Wednesday, August 12, 2015

Mark Thoma and the Sesame Street MOOC

I've been arguing for a while that we should broaden our thinking about MOOCs. Apparently some folks at NBER are thinking the same thing.

From Mark Thoma:
Interestingly, one of the first MOOCs that attempted to address the educational needs of preschoolers has hardly been studied. As economists Melissa Kearney and Phillip Levine noted in recent research at the National Bureau of Economic Research: "In essence, Sesame Street was the first MOOC. Although MOOCs differ in what they entail, Sesame Street satisfies the basic feature of electronic transmission of online educational material.
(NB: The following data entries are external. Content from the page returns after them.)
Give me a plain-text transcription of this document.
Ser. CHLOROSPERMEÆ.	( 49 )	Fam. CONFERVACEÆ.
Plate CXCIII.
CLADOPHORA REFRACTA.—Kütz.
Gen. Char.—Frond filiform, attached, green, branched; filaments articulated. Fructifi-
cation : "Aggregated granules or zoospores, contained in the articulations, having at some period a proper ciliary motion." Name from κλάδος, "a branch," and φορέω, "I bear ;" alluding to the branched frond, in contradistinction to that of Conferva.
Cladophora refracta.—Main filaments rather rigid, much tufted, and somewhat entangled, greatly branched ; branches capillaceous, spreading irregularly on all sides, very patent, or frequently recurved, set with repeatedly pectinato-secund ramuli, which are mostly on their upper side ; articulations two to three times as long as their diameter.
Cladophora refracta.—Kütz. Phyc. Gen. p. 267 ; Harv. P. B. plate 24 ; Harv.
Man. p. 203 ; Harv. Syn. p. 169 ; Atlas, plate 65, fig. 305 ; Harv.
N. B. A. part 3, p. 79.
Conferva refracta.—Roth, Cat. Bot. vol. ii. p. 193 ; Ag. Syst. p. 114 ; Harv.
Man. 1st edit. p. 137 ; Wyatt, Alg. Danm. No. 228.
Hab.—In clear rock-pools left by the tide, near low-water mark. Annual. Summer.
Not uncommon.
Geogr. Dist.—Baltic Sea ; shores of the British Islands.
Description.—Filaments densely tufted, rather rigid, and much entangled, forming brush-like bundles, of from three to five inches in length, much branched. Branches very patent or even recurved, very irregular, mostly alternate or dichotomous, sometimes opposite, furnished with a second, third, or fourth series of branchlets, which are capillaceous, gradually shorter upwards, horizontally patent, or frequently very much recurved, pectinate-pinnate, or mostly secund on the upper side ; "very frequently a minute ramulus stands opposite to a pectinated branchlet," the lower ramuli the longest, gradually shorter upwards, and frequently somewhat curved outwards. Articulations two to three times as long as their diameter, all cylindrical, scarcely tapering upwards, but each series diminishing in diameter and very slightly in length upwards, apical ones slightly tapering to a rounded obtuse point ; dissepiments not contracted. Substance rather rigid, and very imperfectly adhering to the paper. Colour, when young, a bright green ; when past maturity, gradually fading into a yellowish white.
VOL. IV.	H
Both Sesame Street and MOOCs provide educational interventions at a fraction of the cost of more traditional classroom settings."

Their research attempts to do two things: examine whether MOOCs can improve educational outcomes, and assess the degree to which early intervention programs can promote student success later in life.

When Sesame Street was first introduced more than 40 years ago, it was broadcast on PBS stations using UHF technology. This type of transmission doesn't produce a very strong signal. As a result, reception was poor for some households, and about a third of them couldn't get the signal at all.

Thus, how far a household was from a transmission tower (this was pre-cable) determined how good the reception was. The hypothesis is that children who grew up further from transmission towers and unable to watch Sesame Street wouldn't do as well in subsequent grades, and would do worse in the job market once they finally graduated.

The results are encouraging. The researchers found a significant impact of the Sesame Street MOOC on educational attainment in the early school years. "This effect is particularly pronounced for boys and black, non-Hispanic children and those living in economically disadvantaged areas."

However, when the analysis is extended to labor market outcomes (children were tracked to see what types of jobs, etc. they eventually obtained), the researchers couldn't find evidence of "substantive improvements in ultimate educational attainment or labor market outcomes."

Although the improvements brought about by Sesame Street appear limited to the elementary school years -- eventually the effect wears off -- this research still has two important messages.

First, early childhood intervention and the availability of universal prekindergarten programs do help prepare students from disadvantaged backgrounds for elementary school education. That's a key finding.

Second, MOOCs appear to work. The cost of providing Sesame Street was "around $5 per child per year (in today's dollars)," the researchers found, far less than other means of providing the same education.